Par un mémoire en défense, enregistré le 14 juin 2024, la commune de Champagne-au-Mont-d’Or, représentée par la SELARL Carnot avocats, conclut au rejet de la requête et à ce que soit mis à la charge du requérant le versement d’une somme de 2 000 euros sur le fondement de l’article L. 761-1 du code de justice administrative.
Elle soutient que :
- les moyens soulevés par le requérant ne sont pas fondés ;
- l’opposition en litige est justifiée par un nouveau motif, tiré de ce que le projet constitue un obstacle à la libre circulation de la petite faune en méconnaissance de l’article 4.6 du règlement du PLU-H de la métropole de Lyon applicable à la zone N 2.
Par une lettre du 14 mai 2024, les parties ont été informées, en application de l’article R. 611-11-1 du code de justice administrative, de la période à laquelle il était envisagé d’appeler l’affaire à une audience et que l’instruction pourrait être close à partir du 14 juin 2024 sans information préalable.

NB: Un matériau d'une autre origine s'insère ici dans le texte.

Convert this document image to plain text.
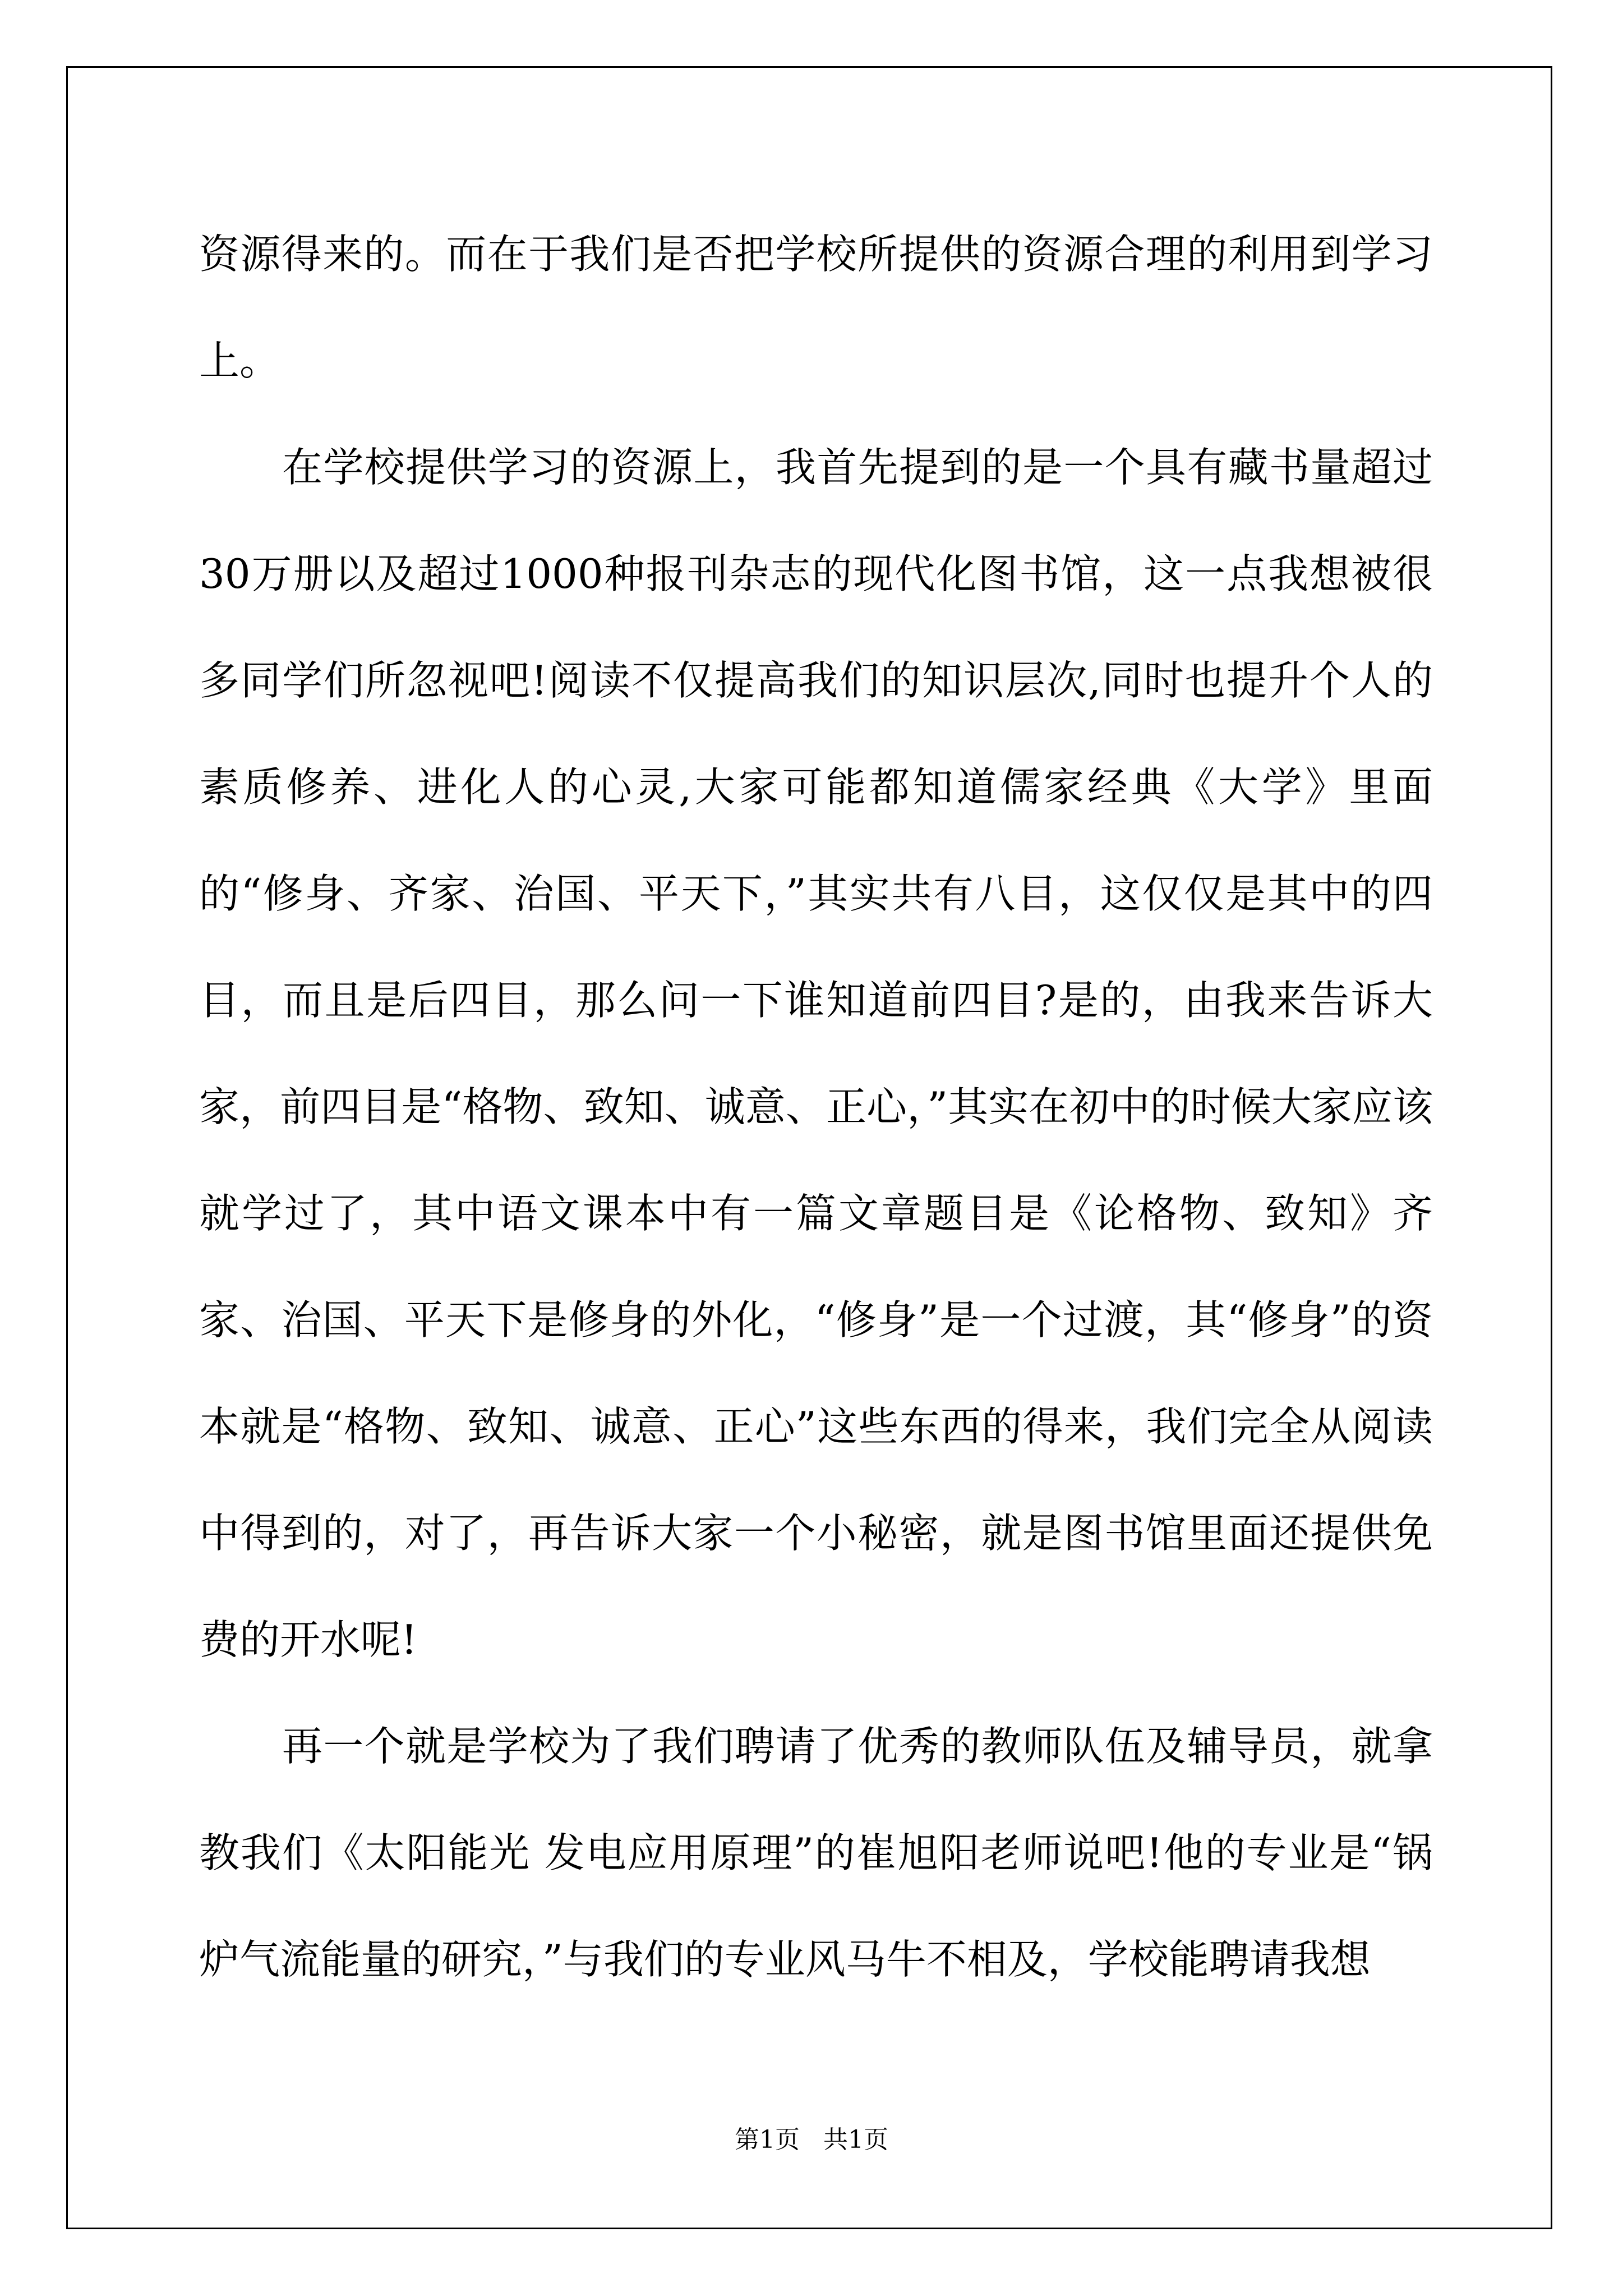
资源得来的。而在于我们是否把学校所提供的资源合理的利用到学习上。

在学校提供学习的资源上，我首先提到的是一个具有藏书量超过30万册以及超过1000种报刊杂志的现代化图书馆，这一点我想被很多同学们所忽视吧!阅读不仅提高我们的知识层次,同时也提升个人的素质修养、进化人的心灵,大家可能都知道儒家经典《大学》里面的“修身、齐家、治国、平天下，”其实共有八目，这仅仅是其中的四目，而且是后四目，那么问一下谁知道前四目?是的，由我来告诉大家，前四目是“格物、致知、诚意、正心，”其实在初中的时候大家应该就学过了，其中语文课本中有一篇文章题目是《论格物、致知》齐家、治国、平天下是修身的外化，“修身”是一个过渡，其“修身”的资本就是“格物、致知、诚意、正心”这些东西的得来，我们完全从阅读中得到的，对了，再告诉大家一个小秘密，就是图书馆里面还提供免费的开水呢!

再一个就是学校为了我们聘请了优秀的教师队伍及辅导员，就拿教我们《太阳能光 发电应用原理”的崔旭阳老师说吧!他的专业是“锅炉气流能量的研究，”与我们的专业风马牛不相及，学校能聘请我想

第1页 共1页
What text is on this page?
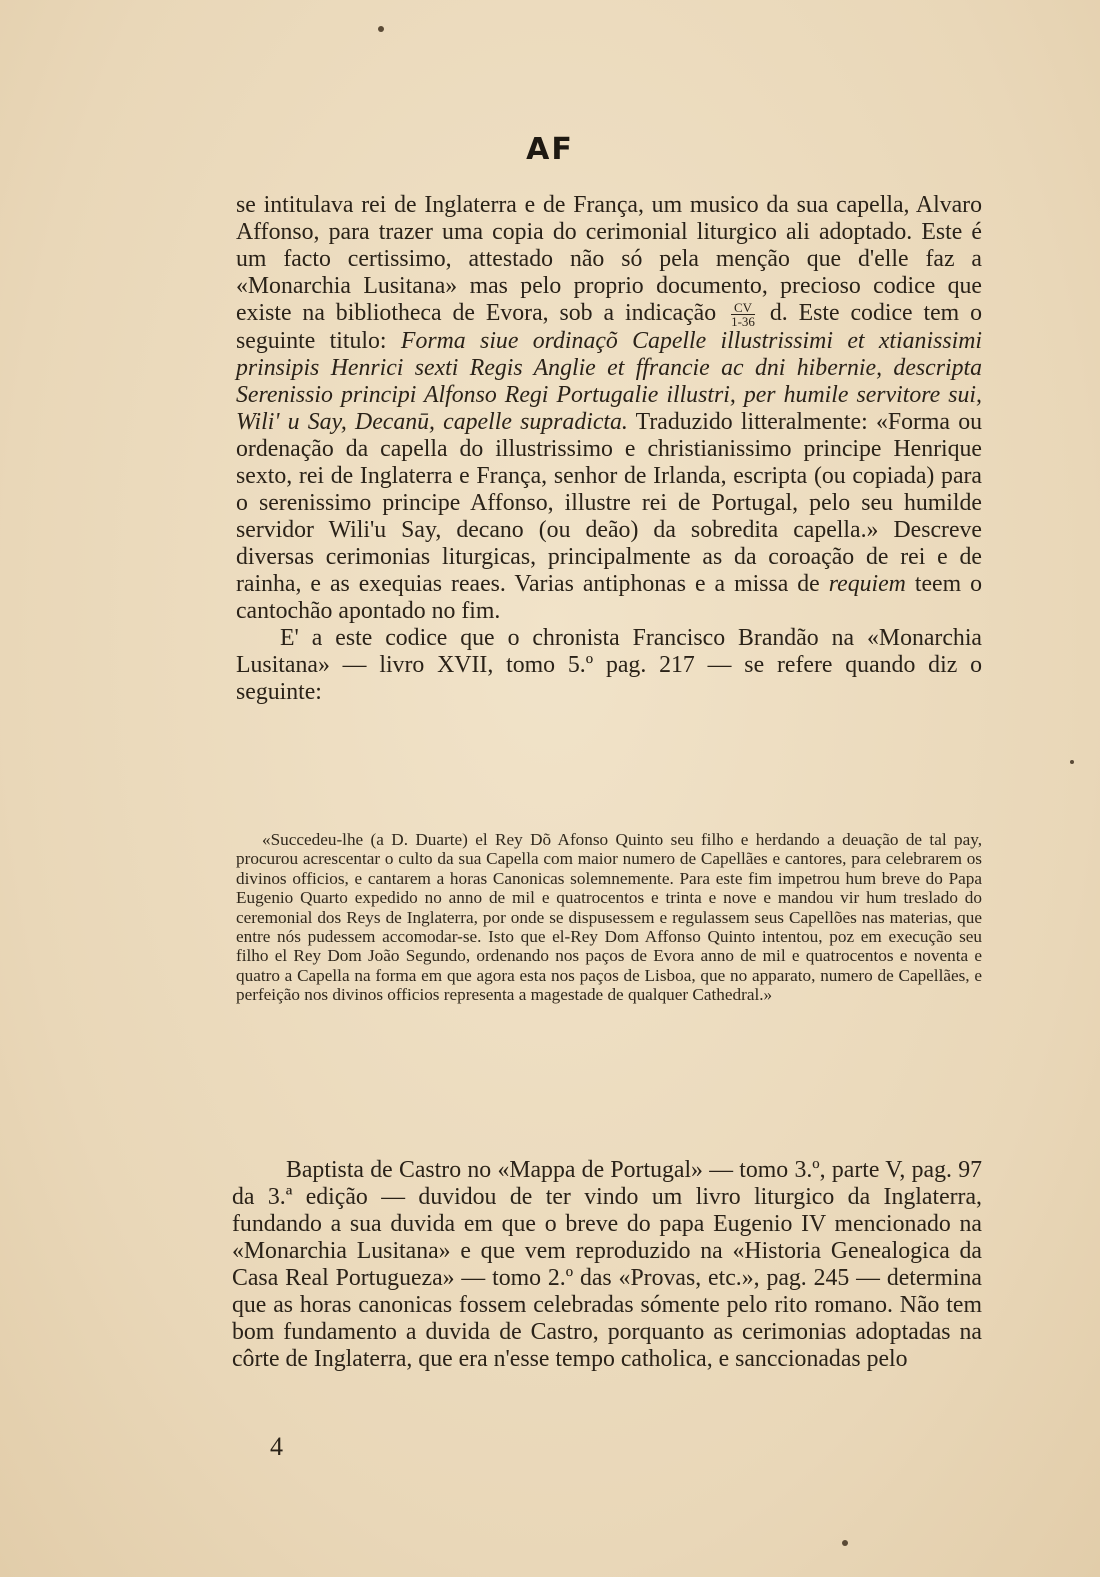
AF

se intitulava rei de Inglaterra e de França, um musico da sua capella, Alvaro Affonso, para trazer uma copia do cerimonial liturgico ali adoptado. Este é um facto certissimo, attestado não só pela menção que d'elle faz a «Monarchia Lusitana» mas pelo proprio documento, precioso codice que existe na bibliotheca de Evora, sob a indicação $\frac{CV}{1-36} d$. Este codice tem o seguinte titulo: Forma siue ordinaçõ Capelle illustrissimi et xtianissimi prinsipis Henrici sexti Regis Anglie et ffrancie ac dni hibernie, descripta Serenissio principi Alfonso Regi Portugalie illustri, per humile servitore sui, Wili' u Say, Decanū, capelle supradicta. Traduzido litteralmente: «Forma ou ordenação da capella do illustrissimo e christianissimo principe Henrique sexto, rei de Inglaterra e França, senhor de Irlanda, escripta (ou copiada) para o serenissimo principe Affonso, illustre rei de Portugal, pelo seu humilde servidor Wili'u Say, decano (ou deão) da sobredita capella.» Descreve diversas cerimonias liturgicas, principalmente as da coroação de rei e de rainha, e as exequias reaes. Varias antiphonas e a missa de requiem teem o cantochão apontado no fim.

E' a este codice que o chronista Francisco Brandão na «Monarchia Lusitana» — livro XVII, tomo 5.º pag. 217 — se refere quando diz o seguinte:

«Succedeu-lhe (a D. Duarte) el Rey Dõ Afonso Quinto seu filho e herdando a deuação de tal pay, procurou acrescentar o culto da sua Capella com maior numero de Capellães e cantores, para celebrarem os divinos officios, e cantarem a horas Canonicas solemnemente. Para este fim impetrou hum breve do Papa Eugenio Quarto expedido no anno de mil e quatrocentos e trinta e nove e mandou vir hum treslado do ceremonial dos Reys de Inglaterra, por onde se dispusessem e regulassem seus Capellões nas materias, que entre nós pudessem accomodar-se. Isto que el-Rey Dom Affonso Quinto intentou, poz em execução seu filho el Rey Dom João Segundo, ordenando nos paços de Evora anno de mil e quatrocentos e noventa e quatro a Capella na forma em que agora esta nos paços de Lisboa, que no apparato, numero de Capellães, e perfeição nos divinos officios representa a magestade de qualquer Cathedral.»

Baptista de Castro no «Mappa de Portugal» — tomo 3.º, parte V, pag. 97 da 3.ª edição — duvidou de ter vindo um livro liturgico da Inglaterra, fundando a sua duvida em que o breve do papa Eugenio IV mencionado na «Monarchia Lusitana» e que vem reproduzido na «Historia Genealogica da Casa Real Portugueza» — tomo 2.º das «Provas, etc.», pag. 245 — determina que as horas canonicas fossem celebradas sómente pelo rito romano. Não tem bom fundamento a duvida de Castro, porquanto as cerimonias adoptadas na côrte de Inglaterra, que era n'esse tempo catholica, e sanccionadas pelo

4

Une ordonnance portant clôture de l’instruction immédiate a été prise le 21 mars 2025.
Vu les autres pièces du dossier ;
Vu :
- le code de l’urbanisme ;
- le code de justice administrative.
Les parties ont été régulièrement averties du jour de l’audience.
Ont été entendus au cours de l’audience publique :
- le rapport de Mme B…,
- les conclusions de M. Bodin-Hullin, rapporteur public,
- les observations de Me Combaret, représentant M. C…,
- et celles de Me Arnaud, représentant la commune de Champagne-au-Mont-d’Or.
Considérant ce qui suit :
1. M. C… a déposé en mairie de Champagne-au-Mont-d’Or, le 2 mai 2023, une déclaration préalable en vue de la création d’un mur de clôture sur un terrain situé 15 rue du mont Verdun. Par une décision du 22 mai 2023, le maire de Champagne-au-Mont-d’Or s’est opposé à cette déclaration préalable. Par la présente requête, M. C… demande au tribunal l’annulation de cette décision du 22 mai 2023 et de la décision du 20 septembre 2023 rejetant son recours gracieux.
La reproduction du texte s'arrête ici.